The pcs version is 0.9.143.

The fence device is "fence_vmware_soap - Fence agent for VMWare over SOAP API". Also:

pcs stonith --full
 Resource: vmfence (class=stonith type=fence_vmware_soap)
  Attributes: pcmk_host_map=uis1ccg1-app:uis1ccg1-vm;uis1ccg2-app:uis1ccg2-vm ipaddr=10.0.0.30 login=administrator passwd=2Securepw pcmk_monitor_timeout=120s pcmk_host_list=uis1ccg1-app,uis1ccg2-app ipport=443 inet4_only=1 ssl_insecure=1 power_wait=3 pcmk_host_check=static-list 
  Operations: monitor interval=60s (vmfence-monitor-interval-60s)
 Node: uis1ccg1-app
  Level 1 - vmfence
 Node: uis1ccg2-app
  Level 2 - vmfence

Note that we are using lsb resources, and I had created 100 of them at the time of the incident. The incident happened almost two months ago and it is hard for me to remember all the details. But I re-read the description and it seems accurate, as much as I can recall. Since then, we avoided using pcsd, so I cannot tell how reproducible the problem may be. Our goal is to work around cluster difficulties so that we can get our own work done, not to find circumstances which would make the cluster fail.

Sorry I cannot be of more help.

Comment 9 Tomas Jelinek 2017-01-23 12:48:53 UTC

It is expected the web UI loaded from a node does not work if the node is down.
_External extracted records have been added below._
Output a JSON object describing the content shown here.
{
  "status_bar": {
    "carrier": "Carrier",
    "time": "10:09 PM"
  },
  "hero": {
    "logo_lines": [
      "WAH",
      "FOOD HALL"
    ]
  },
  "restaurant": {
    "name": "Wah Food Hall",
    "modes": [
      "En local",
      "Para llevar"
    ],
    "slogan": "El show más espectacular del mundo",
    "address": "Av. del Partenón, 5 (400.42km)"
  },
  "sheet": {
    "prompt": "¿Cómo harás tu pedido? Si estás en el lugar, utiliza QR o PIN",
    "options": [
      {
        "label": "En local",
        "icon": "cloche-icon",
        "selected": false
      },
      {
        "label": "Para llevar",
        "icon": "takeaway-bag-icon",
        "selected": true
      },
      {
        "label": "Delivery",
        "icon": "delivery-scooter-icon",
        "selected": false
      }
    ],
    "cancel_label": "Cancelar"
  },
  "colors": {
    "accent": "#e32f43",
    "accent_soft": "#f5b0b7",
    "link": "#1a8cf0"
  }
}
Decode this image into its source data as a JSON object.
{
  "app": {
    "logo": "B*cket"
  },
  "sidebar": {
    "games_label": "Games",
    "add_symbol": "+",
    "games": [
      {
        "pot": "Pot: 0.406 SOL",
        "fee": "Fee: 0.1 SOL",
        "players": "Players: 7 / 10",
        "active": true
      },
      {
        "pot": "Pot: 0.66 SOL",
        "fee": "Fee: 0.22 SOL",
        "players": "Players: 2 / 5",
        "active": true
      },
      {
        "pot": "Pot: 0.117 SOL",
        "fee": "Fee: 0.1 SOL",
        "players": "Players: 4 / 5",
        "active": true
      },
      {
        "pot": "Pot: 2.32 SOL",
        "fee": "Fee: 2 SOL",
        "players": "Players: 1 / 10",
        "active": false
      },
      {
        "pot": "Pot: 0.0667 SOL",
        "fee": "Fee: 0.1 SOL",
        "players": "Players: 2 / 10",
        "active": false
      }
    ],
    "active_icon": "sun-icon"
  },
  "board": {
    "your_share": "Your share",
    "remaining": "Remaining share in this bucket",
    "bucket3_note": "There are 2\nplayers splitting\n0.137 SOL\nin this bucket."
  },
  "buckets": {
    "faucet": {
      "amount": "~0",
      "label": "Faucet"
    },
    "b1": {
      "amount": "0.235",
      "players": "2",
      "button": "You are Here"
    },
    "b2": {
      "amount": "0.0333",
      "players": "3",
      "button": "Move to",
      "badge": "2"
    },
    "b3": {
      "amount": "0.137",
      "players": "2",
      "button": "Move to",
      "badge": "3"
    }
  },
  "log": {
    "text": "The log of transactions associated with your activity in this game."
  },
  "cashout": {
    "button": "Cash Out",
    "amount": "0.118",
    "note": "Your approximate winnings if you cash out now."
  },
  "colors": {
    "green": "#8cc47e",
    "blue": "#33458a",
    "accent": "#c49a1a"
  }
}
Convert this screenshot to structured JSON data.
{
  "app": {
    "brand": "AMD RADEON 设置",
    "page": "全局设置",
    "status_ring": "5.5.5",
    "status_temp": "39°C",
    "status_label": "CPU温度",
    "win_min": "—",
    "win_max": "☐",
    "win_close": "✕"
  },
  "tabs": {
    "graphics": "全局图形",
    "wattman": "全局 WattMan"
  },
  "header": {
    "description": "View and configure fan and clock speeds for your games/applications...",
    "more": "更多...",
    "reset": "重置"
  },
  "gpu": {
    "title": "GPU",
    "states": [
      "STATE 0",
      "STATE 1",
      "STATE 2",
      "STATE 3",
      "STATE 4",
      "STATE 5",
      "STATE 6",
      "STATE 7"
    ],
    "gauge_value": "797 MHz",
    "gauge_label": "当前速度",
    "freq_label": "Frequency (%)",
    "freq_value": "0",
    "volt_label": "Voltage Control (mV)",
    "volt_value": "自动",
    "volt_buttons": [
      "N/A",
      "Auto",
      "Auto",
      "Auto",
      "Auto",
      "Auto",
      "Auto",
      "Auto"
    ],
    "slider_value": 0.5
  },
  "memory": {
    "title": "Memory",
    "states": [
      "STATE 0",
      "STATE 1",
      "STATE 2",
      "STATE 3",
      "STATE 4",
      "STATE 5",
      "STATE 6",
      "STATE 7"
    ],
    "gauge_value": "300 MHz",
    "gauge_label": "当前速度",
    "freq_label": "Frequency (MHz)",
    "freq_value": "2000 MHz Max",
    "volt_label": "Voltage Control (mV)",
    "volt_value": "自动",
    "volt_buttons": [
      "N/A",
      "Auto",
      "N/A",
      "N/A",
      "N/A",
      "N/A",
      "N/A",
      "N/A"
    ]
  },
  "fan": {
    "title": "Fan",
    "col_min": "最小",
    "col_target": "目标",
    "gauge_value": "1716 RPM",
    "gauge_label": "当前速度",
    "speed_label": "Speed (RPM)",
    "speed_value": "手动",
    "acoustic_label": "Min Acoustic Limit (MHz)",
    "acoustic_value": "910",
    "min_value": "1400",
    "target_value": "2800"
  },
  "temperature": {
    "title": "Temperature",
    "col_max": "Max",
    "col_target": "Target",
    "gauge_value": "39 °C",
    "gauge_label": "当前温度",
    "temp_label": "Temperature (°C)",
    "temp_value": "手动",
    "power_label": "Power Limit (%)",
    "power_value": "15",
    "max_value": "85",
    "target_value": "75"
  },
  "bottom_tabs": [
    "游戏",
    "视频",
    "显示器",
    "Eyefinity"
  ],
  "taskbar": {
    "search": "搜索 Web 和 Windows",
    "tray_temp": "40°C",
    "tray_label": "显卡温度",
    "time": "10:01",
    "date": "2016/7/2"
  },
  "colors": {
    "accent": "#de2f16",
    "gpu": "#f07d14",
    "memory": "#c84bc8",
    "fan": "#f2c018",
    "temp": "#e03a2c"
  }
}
Pcs and pcsd gets information about running resources from pacemaker. If pacemaker reports resources running on a not running node, it is likely your fencing is not working well (comment 6). You may want to check pacemaker logs to see what went wrong.

We are still unable to reproduce the issue you described. However based on your report we found out a similar issue. If one node in a cluster has port 2224 blocked but is otherwise running well, pcsd on the remaining nodes do not show status of the cluster. In this case pcsd should timeout when fetching status from the blocked node and provide data from the rest of the nodes.

Currently the communication layer is being overhalued as we switch from python and ruby libraries to curl. This will give us more options and better handling of error states including timeouts (bz1292858). Once this is done we will get back to this bz.

Comment 11 Tomas Jelinek 2017-02-20 13:53:54 UTC

The bug described in comment 9 has been fixed by using libcurl and implementing timeout handling (bz1292858).

We are still unable to reproduce the originally reported bug and it seems we will not get any more info from the reporter.

Therefore I am closing this as a duplicate to bz1292858. Feel free to reopen this bz if the issue occurs again.

*** This bug has been marked as a duplicate of bug 1292858 ***